2.6 Updates to the Coupling of Hazards to Evacuation/Sheltering Models: Inland Flooding Considerations in the Integrated Scenario-Based Evacuation Framework for Hurricanes Matthew and Florence

Monday, 13 January 2020: 11:45 AM
158 (Boston Convention and Exhibition Center)
Kendra M. Dresback, Univ. of Oklahoma, Norman, OK; and H. Vergara, J. J. Gourley, R. L. Kolar, R. Davidson, B. Blanton, B. A. Colle, T. Wachtendorf, L. Nozick, K. Yang, S. DeYoung, Y. Hong, and N. Leonardo

Due to the inherent uncertainty in hurricane natural hazards, evacuation decisions are complex. For the case of evacuations in response to hurricanes, there are three important aspects that must be considered: 1) there is uncertainty in how the storms evolve; 2) there are many interactions within and across the natural, infrastructure, and human systems; and 3) the systems are dynamic.
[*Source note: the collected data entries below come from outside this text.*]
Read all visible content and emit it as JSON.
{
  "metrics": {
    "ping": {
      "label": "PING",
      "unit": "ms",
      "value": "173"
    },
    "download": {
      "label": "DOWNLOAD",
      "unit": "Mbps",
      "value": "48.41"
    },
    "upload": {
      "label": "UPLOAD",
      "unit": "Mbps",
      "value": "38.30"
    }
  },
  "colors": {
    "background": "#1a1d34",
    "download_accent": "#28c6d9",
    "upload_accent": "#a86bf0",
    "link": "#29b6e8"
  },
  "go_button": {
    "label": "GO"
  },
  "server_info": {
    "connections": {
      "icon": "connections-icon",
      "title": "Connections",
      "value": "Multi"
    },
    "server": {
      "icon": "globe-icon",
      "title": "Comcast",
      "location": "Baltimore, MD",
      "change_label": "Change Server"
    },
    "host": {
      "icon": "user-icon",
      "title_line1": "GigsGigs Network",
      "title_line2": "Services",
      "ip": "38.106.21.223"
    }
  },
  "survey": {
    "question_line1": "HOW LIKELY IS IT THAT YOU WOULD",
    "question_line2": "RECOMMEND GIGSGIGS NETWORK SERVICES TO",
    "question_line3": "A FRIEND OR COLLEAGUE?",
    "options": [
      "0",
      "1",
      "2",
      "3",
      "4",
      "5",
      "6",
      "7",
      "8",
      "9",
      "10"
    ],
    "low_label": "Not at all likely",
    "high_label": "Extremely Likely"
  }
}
There has been significant research into hurricane forecasting and evacuations; however, none of these have looked at the connection of these three important aspects – dynamics, uncertainty, and system interactions – in a formalized, integrated model. During this NSF Hazard SEES project, we have developed a new integrated framework that models the hazards associated with the hurricane using an ensemble of probabilistic scenarios of the hurricane, which in turn is used to develop time-dependent, total water level (river + waves + surge + tide) and wind speed maps. That output is ingested by the infrastructure/decision-making model, which simulates the dynamic decision-making of emergency managers and residents and the dynamic movement of residents over the course of the event. In this presentation, an overview of the methodology utilized in the inland flooding component of the framework will be presented, with an emphasis on development and validation of the upland inundation algorithm, followed by some selected results for case studies based on Hurricanes Matthew and Florence.